La recente punizione (sospensione, licenziamento, non è chiaro) di due stagisti di una nota emittente televisiva sportiva nazionale, “colpevoli” di avere esultato per il gol-vittoria della propria squadra del cuore, mi ha spinto a qualche riflessione più ampia sull’istituto del tirocinio o stage che dir si voglia. Siamo certi che nel nostro Paese sia chiaro lo scopo e le modalità con cui le imprese approcciano il tema?
Concepito come uno strumento di “politica attiva”, fondamentale per la transizione dalla formazione all’impiego, il tirocinio non ha mai mancato di fare discutere. Da un lato, le statistiche ufficiali ne difendono l’utilità come trampolino di lancio; dall’altro, la cronaca ne espone spesso le “ombre”: un lavoro mascherato, una bassa retribuzione e, nei casi più tragici, un deficit di sicurezza.
Per cercare una chiave di lettura del fenomeno, è essenziale in primis distinguere le due macro-categorie di tirocinio, normate in modo differente:
Tirocinio curriculare: svolto durante un percorso di studi (scuola superiore, università, master, istituti di formazione). Il suo obiettivo primario è il completamento del ciclo formativo, spesso tramite l’acquisizione di Crediti Formativi Universitari (CFU). Rientrano in questa categoria anche i PCTO (Percorsi per le Competenze Trasversali e l’Orientamento, l’ex “alternanza scuola-lavoro”). Non viene prevista un’indennità economica obbligatoria.

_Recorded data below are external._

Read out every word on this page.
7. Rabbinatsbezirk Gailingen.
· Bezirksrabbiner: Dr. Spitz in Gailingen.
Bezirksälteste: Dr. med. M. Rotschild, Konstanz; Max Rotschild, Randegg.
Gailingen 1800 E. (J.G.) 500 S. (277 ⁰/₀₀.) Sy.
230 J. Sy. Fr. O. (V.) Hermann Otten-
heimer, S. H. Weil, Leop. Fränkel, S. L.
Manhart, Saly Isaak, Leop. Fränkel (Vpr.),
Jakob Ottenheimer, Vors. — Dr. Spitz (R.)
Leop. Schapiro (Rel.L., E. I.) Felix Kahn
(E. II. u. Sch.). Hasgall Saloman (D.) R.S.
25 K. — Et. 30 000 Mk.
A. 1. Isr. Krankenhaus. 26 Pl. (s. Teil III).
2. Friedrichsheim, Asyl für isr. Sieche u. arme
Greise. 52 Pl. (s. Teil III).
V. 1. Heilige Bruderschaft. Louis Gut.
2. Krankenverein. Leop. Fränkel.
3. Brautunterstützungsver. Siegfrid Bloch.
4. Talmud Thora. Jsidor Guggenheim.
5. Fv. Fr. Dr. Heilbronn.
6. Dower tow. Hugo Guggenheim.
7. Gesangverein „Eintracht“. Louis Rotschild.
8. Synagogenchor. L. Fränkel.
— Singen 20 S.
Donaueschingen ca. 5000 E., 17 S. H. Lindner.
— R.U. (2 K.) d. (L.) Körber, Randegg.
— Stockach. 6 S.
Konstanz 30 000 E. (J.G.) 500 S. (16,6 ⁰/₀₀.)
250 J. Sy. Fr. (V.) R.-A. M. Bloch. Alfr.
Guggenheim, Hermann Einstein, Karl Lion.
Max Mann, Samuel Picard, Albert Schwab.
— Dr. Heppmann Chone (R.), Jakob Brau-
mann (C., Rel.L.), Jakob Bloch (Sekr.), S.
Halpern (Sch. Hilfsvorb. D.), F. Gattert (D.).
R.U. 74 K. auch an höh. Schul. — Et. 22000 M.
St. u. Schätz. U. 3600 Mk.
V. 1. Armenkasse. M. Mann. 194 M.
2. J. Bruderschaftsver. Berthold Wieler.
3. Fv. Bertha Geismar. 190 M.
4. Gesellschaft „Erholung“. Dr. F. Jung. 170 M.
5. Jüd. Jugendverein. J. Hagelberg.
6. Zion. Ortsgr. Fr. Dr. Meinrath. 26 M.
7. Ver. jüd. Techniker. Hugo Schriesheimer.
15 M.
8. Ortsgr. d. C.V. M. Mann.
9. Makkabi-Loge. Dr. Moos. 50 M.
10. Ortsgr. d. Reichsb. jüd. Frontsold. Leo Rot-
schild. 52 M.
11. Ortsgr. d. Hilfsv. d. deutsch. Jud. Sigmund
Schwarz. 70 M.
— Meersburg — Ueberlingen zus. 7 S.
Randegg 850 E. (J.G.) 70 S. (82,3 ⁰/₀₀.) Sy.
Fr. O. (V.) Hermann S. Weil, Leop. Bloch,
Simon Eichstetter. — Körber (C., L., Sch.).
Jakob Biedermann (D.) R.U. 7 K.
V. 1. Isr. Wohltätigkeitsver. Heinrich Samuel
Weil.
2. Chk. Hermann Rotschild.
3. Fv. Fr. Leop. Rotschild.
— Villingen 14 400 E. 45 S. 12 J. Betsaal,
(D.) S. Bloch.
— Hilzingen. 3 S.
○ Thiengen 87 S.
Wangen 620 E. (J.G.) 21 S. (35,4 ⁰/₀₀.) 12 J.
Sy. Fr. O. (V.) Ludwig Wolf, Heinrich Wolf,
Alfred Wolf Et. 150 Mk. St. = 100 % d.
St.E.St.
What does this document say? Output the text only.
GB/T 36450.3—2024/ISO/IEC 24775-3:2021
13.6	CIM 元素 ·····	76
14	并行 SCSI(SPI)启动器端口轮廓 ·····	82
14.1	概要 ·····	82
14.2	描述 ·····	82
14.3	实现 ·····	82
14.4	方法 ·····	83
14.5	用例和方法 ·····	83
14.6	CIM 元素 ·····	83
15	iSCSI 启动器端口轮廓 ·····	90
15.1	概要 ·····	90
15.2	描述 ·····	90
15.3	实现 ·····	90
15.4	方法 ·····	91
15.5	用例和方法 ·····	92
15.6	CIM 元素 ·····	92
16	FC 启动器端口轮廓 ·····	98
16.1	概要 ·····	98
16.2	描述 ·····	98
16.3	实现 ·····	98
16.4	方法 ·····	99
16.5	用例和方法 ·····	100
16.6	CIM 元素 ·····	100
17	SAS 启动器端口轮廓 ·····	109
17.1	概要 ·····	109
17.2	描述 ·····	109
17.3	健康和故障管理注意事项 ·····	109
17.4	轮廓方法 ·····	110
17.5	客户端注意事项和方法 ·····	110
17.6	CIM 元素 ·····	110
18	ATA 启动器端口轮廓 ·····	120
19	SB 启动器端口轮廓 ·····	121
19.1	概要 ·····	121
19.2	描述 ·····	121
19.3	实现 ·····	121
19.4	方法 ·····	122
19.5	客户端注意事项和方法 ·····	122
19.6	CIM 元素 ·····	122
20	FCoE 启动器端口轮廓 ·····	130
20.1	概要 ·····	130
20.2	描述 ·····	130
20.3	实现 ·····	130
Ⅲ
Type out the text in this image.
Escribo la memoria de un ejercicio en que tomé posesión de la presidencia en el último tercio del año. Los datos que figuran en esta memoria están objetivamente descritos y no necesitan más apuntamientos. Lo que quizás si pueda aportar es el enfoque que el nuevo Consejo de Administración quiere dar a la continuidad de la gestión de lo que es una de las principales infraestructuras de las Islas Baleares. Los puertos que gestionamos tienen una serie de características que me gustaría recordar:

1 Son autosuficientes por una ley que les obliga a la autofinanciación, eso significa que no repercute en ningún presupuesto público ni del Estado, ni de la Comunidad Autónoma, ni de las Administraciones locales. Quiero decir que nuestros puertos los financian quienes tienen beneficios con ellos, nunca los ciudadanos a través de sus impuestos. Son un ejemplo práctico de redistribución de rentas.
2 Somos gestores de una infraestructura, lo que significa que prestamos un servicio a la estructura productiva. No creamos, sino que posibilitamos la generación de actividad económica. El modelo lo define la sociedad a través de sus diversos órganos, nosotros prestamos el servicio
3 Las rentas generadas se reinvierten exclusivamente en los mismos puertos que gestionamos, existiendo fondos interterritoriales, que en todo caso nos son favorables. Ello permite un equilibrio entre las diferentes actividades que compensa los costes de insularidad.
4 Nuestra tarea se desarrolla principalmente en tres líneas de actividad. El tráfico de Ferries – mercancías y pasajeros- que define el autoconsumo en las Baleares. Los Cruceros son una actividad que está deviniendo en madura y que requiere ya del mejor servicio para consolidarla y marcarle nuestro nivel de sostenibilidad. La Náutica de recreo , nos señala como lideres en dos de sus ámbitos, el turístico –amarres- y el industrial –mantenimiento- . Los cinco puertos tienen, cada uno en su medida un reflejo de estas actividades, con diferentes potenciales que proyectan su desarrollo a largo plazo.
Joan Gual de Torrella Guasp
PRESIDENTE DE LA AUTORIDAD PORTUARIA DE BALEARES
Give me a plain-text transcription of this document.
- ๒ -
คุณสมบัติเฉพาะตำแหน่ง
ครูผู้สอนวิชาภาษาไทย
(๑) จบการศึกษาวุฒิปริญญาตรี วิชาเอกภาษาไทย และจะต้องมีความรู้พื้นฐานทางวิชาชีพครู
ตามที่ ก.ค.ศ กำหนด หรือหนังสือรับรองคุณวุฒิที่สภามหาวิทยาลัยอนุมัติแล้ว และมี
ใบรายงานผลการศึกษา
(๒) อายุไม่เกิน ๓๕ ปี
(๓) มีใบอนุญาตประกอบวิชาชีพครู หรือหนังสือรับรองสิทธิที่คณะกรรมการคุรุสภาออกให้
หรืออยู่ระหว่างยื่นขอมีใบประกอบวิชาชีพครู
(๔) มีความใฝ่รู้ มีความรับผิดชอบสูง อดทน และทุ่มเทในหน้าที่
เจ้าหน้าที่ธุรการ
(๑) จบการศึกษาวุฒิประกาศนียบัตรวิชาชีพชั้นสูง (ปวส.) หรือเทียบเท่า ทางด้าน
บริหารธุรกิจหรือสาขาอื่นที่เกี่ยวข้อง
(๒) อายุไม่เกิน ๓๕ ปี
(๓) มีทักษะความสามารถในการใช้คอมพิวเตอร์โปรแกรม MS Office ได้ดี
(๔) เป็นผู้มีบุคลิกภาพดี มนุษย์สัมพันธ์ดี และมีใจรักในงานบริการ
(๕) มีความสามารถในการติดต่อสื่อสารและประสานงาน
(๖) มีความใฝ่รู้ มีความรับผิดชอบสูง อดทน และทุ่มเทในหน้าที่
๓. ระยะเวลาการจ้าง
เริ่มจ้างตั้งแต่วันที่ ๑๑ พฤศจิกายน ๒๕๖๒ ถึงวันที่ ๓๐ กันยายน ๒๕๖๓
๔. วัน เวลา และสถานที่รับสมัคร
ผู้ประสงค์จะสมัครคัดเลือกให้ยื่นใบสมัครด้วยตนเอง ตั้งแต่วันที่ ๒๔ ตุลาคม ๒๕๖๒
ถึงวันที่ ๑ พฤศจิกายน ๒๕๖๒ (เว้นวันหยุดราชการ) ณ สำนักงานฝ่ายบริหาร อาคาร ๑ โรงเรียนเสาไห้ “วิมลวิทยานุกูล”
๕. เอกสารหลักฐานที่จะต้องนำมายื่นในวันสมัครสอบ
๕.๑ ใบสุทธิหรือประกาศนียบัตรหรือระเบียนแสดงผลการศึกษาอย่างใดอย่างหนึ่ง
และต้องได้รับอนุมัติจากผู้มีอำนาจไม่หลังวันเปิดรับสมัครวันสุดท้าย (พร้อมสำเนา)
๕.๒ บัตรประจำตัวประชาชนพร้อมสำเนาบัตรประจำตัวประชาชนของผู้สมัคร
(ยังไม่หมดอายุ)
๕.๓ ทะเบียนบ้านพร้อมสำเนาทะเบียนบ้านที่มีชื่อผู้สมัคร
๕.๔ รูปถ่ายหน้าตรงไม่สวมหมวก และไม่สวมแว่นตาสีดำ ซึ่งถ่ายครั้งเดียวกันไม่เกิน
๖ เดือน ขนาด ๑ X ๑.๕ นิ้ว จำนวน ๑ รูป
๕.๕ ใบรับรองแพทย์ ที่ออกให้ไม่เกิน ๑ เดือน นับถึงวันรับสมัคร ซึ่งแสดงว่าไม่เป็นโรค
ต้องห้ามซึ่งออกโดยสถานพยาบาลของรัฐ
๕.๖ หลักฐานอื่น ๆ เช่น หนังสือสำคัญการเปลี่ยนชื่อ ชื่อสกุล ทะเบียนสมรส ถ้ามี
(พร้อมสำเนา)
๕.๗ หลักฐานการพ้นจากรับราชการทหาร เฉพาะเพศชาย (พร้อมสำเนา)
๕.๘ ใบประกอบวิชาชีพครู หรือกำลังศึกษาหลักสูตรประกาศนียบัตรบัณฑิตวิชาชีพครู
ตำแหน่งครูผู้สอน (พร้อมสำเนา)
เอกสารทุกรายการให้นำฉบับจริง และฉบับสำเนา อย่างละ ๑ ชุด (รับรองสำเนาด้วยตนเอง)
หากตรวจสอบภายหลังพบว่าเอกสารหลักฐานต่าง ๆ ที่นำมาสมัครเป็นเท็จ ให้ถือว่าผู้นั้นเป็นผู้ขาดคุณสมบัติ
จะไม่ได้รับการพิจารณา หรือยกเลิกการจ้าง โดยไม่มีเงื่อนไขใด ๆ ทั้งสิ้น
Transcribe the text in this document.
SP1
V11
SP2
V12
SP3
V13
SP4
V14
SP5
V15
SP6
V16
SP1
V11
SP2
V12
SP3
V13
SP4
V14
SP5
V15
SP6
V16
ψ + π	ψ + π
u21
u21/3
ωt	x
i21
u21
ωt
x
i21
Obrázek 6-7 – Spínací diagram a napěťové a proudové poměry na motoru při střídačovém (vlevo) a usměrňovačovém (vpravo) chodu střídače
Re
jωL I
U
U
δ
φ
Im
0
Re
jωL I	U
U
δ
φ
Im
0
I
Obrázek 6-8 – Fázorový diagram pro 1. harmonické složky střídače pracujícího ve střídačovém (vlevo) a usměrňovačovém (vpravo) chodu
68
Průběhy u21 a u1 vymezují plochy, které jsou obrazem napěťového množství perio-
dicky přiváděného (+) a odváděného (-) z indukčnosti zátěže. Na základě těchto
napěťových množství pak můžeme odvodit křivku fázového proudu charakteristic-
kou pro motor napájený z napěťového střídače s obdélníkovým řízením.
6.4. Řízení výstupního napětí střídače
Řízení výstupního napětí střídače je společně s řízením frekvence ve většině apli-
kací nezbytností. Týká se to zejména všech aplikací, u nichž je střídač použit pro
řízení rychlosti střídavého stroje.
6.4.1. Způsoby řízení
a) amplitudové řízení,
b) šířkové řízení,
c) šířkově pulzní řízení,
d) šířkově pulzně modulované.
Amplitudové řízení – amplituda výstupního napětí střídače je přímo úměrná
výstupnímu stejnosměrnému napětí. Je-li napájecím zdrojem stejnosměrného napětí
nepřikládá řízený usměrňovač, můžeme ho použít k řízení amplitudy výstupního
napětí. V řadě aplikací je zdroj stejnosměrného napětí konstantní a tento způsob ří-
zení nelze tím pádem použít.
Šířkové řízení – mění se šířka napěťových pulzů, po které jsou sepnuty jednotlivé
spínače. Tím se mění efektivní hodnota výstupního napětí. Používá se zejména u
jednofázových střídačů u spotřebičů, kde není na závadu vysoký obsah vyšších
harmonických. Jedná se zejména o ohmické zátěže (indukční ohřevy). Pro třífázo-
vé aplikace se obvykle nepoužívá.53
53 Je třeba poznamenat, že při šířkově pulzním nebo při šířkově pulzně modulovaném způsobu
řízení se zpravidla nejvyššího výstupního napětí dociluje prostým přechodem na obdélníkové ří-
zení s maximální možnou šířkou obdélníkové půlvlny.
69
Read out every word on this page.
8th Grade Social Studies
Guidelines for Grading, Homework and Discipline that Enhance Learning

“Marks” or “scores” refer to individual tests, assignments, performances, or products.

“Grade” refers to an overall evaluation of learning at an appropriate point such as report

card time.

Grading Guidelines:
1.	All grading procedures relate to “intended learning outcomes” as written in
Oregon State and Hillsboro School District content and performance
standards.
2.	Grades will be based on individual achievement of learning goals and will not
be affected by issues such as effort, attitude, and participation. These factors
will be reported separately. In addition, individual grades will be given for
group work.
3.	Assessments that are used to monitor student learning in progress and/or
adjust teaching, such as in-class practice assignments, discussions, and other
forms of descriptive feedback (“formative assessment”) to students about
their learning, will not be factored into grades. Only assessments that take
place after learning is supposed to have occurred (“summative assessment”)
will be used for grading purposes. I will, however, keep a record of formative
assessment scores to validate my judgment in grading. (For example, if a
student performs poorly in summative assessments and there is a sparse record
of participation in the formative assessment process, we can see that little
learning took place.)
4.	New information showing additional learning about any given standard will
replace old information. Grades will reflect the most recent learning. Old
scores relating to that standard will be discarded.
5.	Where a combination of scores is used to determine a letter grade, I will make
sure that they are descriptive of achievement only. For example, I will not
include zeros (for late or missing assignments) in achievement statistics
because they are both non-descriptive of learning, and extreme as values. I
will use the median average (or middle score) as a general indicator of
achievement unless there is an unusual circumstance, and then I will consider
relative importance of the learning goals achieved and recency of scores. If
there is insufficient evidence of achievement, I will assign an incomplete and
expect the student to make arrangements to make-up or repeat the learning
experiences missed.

Tirocinio extracurriculare: rivolto a chi ha concluso o interrotto un percorso di studi (generalmente attivabile entro 12 mesi dal conseguimento del titolo) o a soggetti in stato di disoccupazione (tirocini di inserimento/reinserimento). Questi sono normati dalle Regioni (sulla base dell’Accordo Stato-Regioni) e hanno regole più stringenti: durata massima definita (solitamente 12 mesi), obbligo di un Progetto Formativo Individuale (PFI), un’indennità minima di partecipazione obbligatoria ed un limite al numero utilizzabile dalle aziende sulla base del numero complessivo dei dipendenti.